Of the 3,475 people interviewed, researchers found 35 percent consider themselves Reform, 18 percent Conservative, and 10 percent Orthodox. Reconstructionist and Jewish Renewal make up 6 percent combined, but 30 percent of American Jews do not identify with any denomination.

However, “[a]lthough Orthodox Jews constitute the smallest of the three major denominational movements, they are much younger on average and tend to have much larger families than the overall Jewish population,” said the survey.

But Alan Brill, an Orthodox rabbi who holds the Cooperman/Ross Endowed Chair of Jewish-Christian Studies at Seton Hall University, cautions against Orthodox “triumphalism.”

“The losses from Orthodoxy are several times larger than the gains,” Brill wrote in his blog. “The survey finds that approximately one-quarter of people who were raised Orthodox have since become Conservative or Reform Jews, just 7 percent of Jews raised in the Reform movement have become Conservative or Orthodox, and just 4 percent of those raised in Conservative Judaism have become Orthodox.”

Golin said he was struck that, when asked what being Jewish means in America today, 73 percent of respondents said “remembering the Holocaust.” (That compared to 43 percent who said it means “caring about Israel.”)

“The insider community has been saying for years, ‘We need to move away from that kind of doom and gloom sadness and move to the joyous celebration of Judaism,’” said Golin.

He also noted a finding that “roughly seven-in-10 Jews (72 percent) say gays and lesbians face a lot of discrimination in American society, and an equal number say there is lot of discrimination against Muslims. More than six-in-10 (64 percent) say blacks face a lot of discrimination. By comparison, 43 percent say Jews face a lot of discrimination.”

Golin said those findings reflect that “a people with a historic right to feel persecuted are recognizing there are people in our country much more persecuted than us. That is a really powerful thing.”

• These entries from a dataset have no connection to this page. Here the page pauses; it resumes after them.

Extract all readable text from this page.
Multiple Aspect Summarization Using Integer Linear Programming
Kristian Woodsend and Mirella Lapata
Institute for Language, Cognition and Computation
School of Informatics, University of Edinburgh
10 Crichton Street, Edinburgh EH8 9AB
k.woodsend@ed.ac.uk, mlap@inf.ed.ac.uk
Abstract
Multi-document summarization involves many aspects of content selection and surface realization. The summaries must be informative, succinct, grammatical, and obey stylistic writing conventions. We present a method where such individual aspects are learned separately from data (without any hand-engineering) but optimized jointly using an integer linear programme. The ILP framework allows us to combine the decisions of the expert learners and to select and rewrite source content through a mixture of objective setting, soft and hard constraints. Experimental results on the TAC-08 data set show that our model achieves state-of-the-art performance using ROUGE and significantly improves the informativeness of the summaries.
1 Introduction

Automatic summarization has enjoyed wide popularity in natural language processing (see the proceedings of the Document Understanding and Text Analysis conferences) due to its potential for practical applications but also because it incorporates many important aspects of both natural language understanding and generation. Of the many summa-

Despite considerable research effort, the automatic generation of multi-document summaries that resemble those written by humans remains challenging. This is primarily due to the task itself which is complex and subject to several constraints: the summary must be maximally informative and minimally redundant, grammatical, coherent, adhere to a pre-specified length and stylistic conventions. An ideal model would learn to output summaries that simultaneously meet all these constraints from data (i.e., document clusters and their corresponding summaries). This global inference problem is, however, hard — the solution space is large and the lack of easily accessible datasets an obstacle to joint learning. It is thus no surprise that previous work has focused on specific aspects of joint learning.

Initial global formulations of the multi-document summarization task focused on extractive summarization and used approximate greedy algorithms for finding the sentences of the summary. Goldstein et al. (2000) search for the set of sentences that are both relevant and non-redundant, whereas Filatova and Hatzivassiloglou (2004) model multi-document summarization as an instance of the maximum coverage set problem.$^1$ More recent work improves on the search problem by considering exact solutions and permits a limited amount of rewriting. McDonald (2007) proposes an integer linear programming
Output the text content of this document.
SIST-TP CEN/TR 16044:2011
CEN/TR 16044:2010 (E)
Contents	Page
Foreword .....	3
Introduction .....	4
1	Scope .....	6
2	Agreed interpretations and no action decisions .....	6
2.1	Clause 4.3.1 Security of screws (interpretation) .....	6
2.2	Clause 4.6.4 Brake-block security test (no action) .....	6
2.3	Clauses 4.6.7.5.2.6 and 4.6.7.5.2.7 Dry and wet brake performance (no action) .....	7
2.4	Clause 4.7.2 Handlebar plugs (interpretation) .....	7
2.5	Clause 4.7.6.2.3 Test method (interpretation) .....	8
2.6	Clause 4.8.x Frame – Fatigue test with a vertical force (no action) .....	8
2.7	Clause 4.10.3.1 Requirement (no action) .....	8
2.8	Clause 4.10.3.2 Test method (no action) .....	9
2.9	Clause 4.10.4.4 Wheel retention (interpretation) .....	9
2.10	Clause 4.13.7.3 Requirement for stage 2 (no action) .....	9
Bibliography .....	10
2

However interpreted, the study — the largest in a decade — is expected to shape Jewish agendas for the foreseeable future.

“I think the study is really important and it really should be taken seriously, said David Mallach, managing director of the Commission on Jewish People at UJA-Federation of New York.

Mallach, a Maplewood resident, is a former director of the Community Relations Committee of MetroWest. “It is the most comprehensive and thoughtful data we have had in an awful long time,” he told NJJN. “Hopefully it will be incorporated into funding decisions and planning decisions for federations, synagogues, and religious institutions.

“It is really good stuff, even if it is uncomfortable.”